Array.Empty<TResult>() :
outer.Join(
innerFunc(),
outerKeySelector,
innerKeySelector,
resultSelector
);
but was wondering what options do I have with vanilla LINQ API.
CodePudding user response:
If I were you, I would split ReadCsvRows(fileB) and ReadCsvRows(fileC) into two seperate variables. And add an "If" condition to determine if "ReadCSVRows(fileB)" should be executed or not.
Something like this:
List<FileATypeA> fileAData = ReadCsvRows(fileA);
List<FileATypeB> fileBData = new List<FileATypeB>();
List<FileATypeC> fileCData = new List<FileTypeC>();
if(fileAData.Count() > 0)
fileBData = ReadCsvRows(fileB);
if(fileBData.Count() > 0)
fileCData = ReadCsvRows(fileC);
List<FinalType> final = from a in fileAData
join b in fileBData
on a.Key = b.Key
join c in fileCData
on b.Key = c.Key
See if this helps
CodePudding user response:
You do not need own Join implementation. Standard System.Linq implementation do not enumerate inner sequence if outer has no records.

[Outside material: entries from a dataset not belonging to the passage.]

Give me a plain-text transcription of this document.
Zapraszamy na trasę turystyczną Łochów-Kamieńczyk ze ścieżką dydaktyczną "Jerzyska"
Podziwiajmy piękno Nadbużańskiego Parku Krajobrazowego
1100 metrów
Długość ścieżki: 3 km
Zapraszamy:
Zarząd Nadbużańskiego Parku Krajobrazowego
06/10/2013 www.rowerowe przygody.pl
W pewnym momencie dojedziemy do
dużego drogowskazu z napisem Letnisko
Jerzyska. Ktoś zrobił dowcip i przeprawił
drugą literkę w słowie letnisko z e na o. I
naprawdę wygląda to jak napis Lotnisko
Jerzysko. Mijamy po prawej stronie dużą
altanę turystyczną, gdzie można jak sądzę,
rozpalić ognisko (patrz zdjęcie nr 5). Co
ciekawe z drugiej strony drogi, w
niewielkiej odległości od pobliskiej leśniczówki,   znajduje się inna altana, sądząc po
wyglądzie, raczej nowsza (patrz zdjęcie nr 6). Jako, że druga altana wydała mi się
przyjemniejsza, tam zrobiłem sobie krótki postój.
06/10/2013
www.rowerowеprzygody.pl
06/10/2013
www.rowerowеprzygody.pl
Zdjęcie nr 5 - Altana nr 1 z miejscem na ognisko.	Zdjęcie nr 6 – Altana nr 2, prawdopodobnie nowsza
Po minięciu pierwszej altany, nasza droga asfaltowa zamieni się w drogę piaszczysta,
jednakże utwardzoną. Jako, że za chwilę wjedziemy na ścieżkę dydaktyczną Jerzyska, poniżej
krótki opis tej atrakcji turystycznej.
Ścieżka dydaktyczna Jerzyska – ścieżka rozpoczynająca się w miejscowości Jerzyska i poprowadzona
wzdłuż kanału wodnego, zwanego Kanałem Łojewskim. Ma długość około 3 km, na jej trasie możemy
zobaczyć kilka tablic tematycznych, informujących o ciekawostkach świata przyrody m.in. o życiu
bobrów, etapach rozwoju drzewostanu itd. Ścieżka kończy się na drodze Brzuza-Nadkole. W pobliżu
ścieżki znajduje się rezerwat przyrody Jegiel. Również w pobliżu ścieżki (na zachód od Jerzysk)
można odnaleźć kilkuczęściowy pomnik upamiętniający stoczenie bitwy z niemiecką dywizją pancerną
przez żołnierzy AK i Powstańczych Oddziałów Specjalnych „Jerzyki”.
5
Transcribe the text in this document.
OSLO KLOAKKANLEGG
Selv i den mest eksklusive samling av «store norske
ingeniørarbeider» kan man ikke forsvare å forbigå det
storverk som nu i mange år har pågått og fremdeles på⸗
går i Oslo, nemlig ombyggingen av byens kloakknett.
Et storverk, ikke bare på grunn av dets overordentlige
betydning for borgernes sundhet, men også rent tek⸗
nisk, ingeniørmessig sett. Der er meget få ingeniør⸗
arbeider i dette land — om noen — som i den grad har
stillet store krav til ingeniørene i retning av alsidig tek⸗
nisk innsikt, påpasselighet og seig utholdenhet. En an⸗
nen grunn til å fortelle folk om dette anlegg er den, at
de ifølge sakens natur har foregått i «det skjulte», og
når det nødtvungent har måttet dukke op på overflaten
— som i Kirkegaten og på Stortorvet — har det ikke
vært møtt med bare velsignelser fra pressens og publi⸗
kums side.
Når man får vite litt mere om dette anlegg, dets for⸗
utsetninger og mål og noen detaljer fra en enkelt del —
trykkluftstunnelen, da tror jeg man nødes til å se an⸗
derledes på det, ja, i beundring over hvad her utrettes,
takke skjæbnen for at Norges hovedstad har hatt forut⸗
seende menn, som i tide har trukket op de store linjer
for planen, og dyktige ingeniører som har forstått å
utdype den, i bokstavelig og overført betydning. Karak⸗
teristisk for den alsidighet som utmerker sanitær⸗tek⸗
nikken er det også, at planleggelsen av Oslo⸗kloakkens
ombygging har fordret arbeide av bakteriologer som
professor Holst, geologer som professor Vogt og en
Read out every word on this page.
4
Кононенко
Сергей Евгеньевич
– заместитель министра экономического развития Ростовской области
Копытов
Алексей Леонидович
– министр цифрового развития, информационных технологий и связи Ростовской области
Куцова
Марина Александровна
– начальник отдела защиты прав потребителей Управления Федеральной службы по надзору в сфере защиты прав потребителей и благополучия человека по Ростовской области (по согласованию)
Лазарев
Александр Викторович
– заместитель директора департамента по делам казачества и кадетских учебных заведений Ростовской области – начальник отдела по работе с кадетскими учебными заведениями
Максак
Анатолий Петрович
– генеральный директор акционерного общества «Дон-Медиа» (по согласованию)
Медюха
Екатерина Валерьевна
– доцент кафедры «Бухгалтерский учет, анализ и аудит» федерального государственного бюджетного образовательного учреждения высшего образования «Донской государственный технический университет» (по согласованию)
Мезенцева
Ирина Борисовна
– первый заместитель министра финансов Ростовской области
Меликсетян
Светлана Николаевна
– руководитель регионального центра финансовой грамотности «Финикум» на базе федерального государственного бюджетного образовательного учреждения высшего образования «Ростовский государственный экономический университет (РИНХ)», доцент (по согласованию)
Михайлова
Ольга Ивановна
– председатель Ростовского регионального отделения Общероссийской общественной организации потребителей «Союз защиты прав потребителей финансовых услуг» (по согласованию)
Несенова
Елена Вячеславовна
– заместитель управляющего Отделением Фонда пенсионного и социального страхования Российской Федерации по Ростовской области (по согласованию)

So, check your ReadCsvRows implementation. If you use yield in it's body, no unwanted reads will appear.
Schematically:
public static IEnumerable<Row> ReadCsvRows(string fileName)
{
using var reader = new CsvReader(fileName);
while (reader.ReadNext())
{
yield return reader.CurrentRow;
}
}
In this case even new CsvReader(fileName) will be NOT called if first sequence has no rows.